If my mother starts to have better results than me in poker, I will be devastated, but if Unibet encouraged even a hundred friends/family to get involved, then they’ve done a great service to the poker economy.
One of my biggest issues with low-stakes tours is always food and drink. I’m a fatty, and I like to eat a lot, meaning that if I get a ticket to an event, the cost of food and drink for a week can really add up, and sometimes results in me not eating properly.
This didn’t happen at UnibetOpen! As well as my breakfast being included in the package, there was a daily players’ buffet, and it was tasty as fuck. I’ve managed to put on about ½ a stone this week… thanks for that, Unibet!
It’s not actually Unibet’s fault that I ate four pieces of cheesecake a day, but I’m not about blaming myself for my own gluttony, so I have to blame someone.
I’d been pretty open with David Pomroy (Marketing Manager for Unibet Poker) that I would be very honest in my review of the week, so I kept my eye on the way people who don’t write gobby, aggressive blogs were treated, and they were all treated like gold too.
The drinks vouchers were flowing, Pomroy (and the rest of the team) were always visible, always friendly, and were dealing with players’ queries 24/7.
They all worked like absolute dogs for the whole week, and everyone I spoke to felt like they had a personal contact over the course of the festival. There is a real sense that they are all insanely passionate about poker, and genuinely respect the low-stakes qualifiers at their events.

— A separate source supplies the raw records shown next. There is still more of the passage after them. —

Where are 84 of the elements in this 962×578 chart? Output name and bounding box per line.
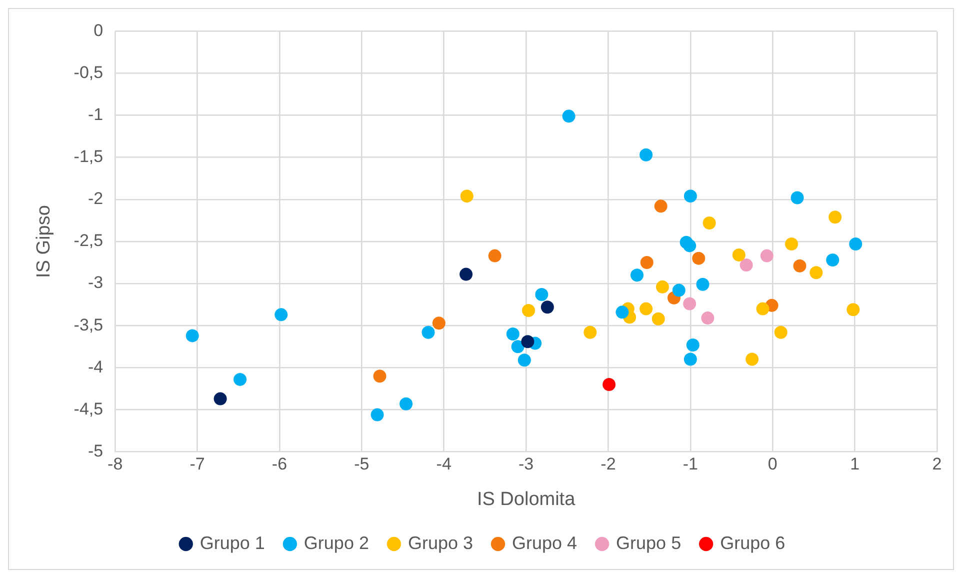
point <box>740 258 753 272</box>
point <box>684 190 697 203</box>
point <box>540 300 554 314</box>
x-tick-label: 1 <box>850 454 860 474</box>
x-tick-label: 0 <box>768 454 778 474</box>
y-tick-label: -4 <box>88 357 104 376</box>
point <box>672 284 686 297</box>
point <box>790 191 804 204</box>
point <box>683 297 696 310</box>
point <box>654 200 668 213</box>
point <box>518 354 531 367</box>
x-tick-label: -2 <box>600 454 616 474</box>
legend-label: Grupo 6 <box>720 532 786 553</box>
y-tick-label: -5 <box>88 441 104 460</box>
x-axis-title: IS Dolomita <box>476 488 576 510</box>
point <box>692 252 706 265</box>
x-tick-label: -8 <box>108 454 123 474</box>
point <box>828 210 842 224</box>
point <box>732 248 746 262</box>
x-tick-label: -5 <box>354 454 370 474</box>
point <box>760 249 774 262</box>
point <box>746 352 759 366</box>
point <box>652 312 665 326</box>
x-tick-label: -3 <box>518 454 534 474</box>
point <box>602 378 616 392</box>
y-tick-label: -4,5 <box>74 399 104 418</box>
x-tick-label: -1 <box>682 454 698 474</box>
point <box>535 288 548 301</box>
legend-label: Grupo 4 <box>512 532 578 553</box>
y-tick-label: -3,5 <box>74 315 104 334</box>
point <box>640 256 654 270</box>
point <box>696 278 710 291</box>
point <box>584 326 597 339</box>
point <box>640 148 653 162</box>
y-tick-label: -1 <box>88 105 104 124</box>
y-tick-label: -2,5 <box>74 231 104 250</box>
point <box>785 238 798 251</box>
point <box>849 238 862 251</box>
point <box>656 280 669 294</box>
point <box>506 328 520 341</box>
legend-label: Grupo 1 <box>200 532 265 553</box>
x-tick-label: 2 <box>932 454 942 474</box>
point <box>684 352 697 366</box>
point <box>702 216 716 230</box>
point <box>686 338 700 352</box>
point <box>373 370 386 383</box>
point <box>701 312 714 325</box>
y-tick-label: -3 <box>88 273 104 292</box>
point <box>846 303 860 316</box>
y-tick-label: -1,5 <box>74 147 104 166</box>
point <box>774 326 788 339</box>
point <box>214 392 227 406</box>
legend-label: Grupo 3 <box>408 532 474 553</box>
point <box>616 306 629 319</box>
y-tick-label: 0 <box>94 20 104 40</box>
point <box>562 110 576 123</box>
point <box>810 266 823 280</box>
x-tick-label: -4 <box>436 454 452 474</box>
point <box>422 326 435 339</box>
point <box>793 259 806 272</box>
point <box>274 308 288 322</box>
y-tick-label: -2 <box>88 189 104 208</box>
point <box>370 408 384 422</box>
point <box>511 340 524 354</box>
point <box>460 190 474 203</box>
point <box>640 302 653 316</box>
point <box>400 397 413 410</box>
point <box>488 249 502 262</box>
y-tick-label: -0,5 <box>74 62 104 82</box>
x-tick-label: -6 <box>272 454 288 474</box>
y-axis-title: IS Gipso <box>34 205 55 278</box>
point <box>630 268 644 282</box>
point <box>521 335 534 348</box>
point <box>522 304 536 317</box>
x-tick-label: -7 <box>190 454 205 474</box>
point <box>826 254 840 267</box>
point <box>683 239 696 252</box>
legend-label: Grupo 5 <box>616 532 682 553</box>
point <box>756 302 770 316</box>
legend-label: Grupo 2 <box>304 532 369 553</box>
point <box>432 316 446 330</box>
point <box>460 268 473 281</box>
point <box>186 329 199 342</box>
point <box>234 372 247 386</box>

This makes everyone feel important, and for some low-stakes qualifiers, who have to grind “normal” jobs and sometimes have quite hard lives, it’s amazing to be made to feel like a valuable part of something special; if you qualify for a UnibetOpen event, you will be treated like royalty, whoever you are.
I rarely comment on “Players’ Parties”, because I don’t really see it as part of the event, and if they are held in the venue with a male to female ratio of 95%/5%, they’re just giant sausage-fests that I can happily avoid.
The Unibet party was in a great venue, and mixed with locals; they organised transport to and from hotel and they really looked after us in terms of making sure we all had a great time (got pissed for free).
I had a top night, even as someone who isn’t a huge fan of nightclubs and dancing, it was the overall atmosphere that I enjoyed, and somebody at Unibet worked hard to make that happen.
I played three tournaments over the course of the festival and cashed for a massive €0, but I didn’t seem to care. For the first time ever at a low-stakes event, I felt like the poker was almost incidental, a side-attraction in a well-organised holiday week.
I think this is how it should feel to recreational players, because if we’re zooming off purely to win money, and there is nothing else for us, then the potential is for us to think we had a shit week.
A €1100 event attracts some very decent players, and although the field was softer than I expected, I still wasn’t in the top end of skillz at any table I sat at. This means that the other stuff has to be in place for me to have a good time, and UnibetOpen provided the experience.
Unibet is the fastest growing low-stakes poker brand, and I believe this is because they care most about recreational players, have a dedicated team that work their arses off and the people with the power truly and deeply care about the future of poker.
The only negative thing I can say about the UnibetOpen Bucharest is that it ended; I did not want to come home, seriously, I had a little cry when my plane took off because it was over.
If you’re not playing on Unibet and trying to qualify for the next UnibetOpen (London in Feb 2017), then you’re a mug, get on it IMMEDIATELY and I’ll see you there to chat shit, get drunk, eat food and… what was that other thing? Oh yeah, play poker!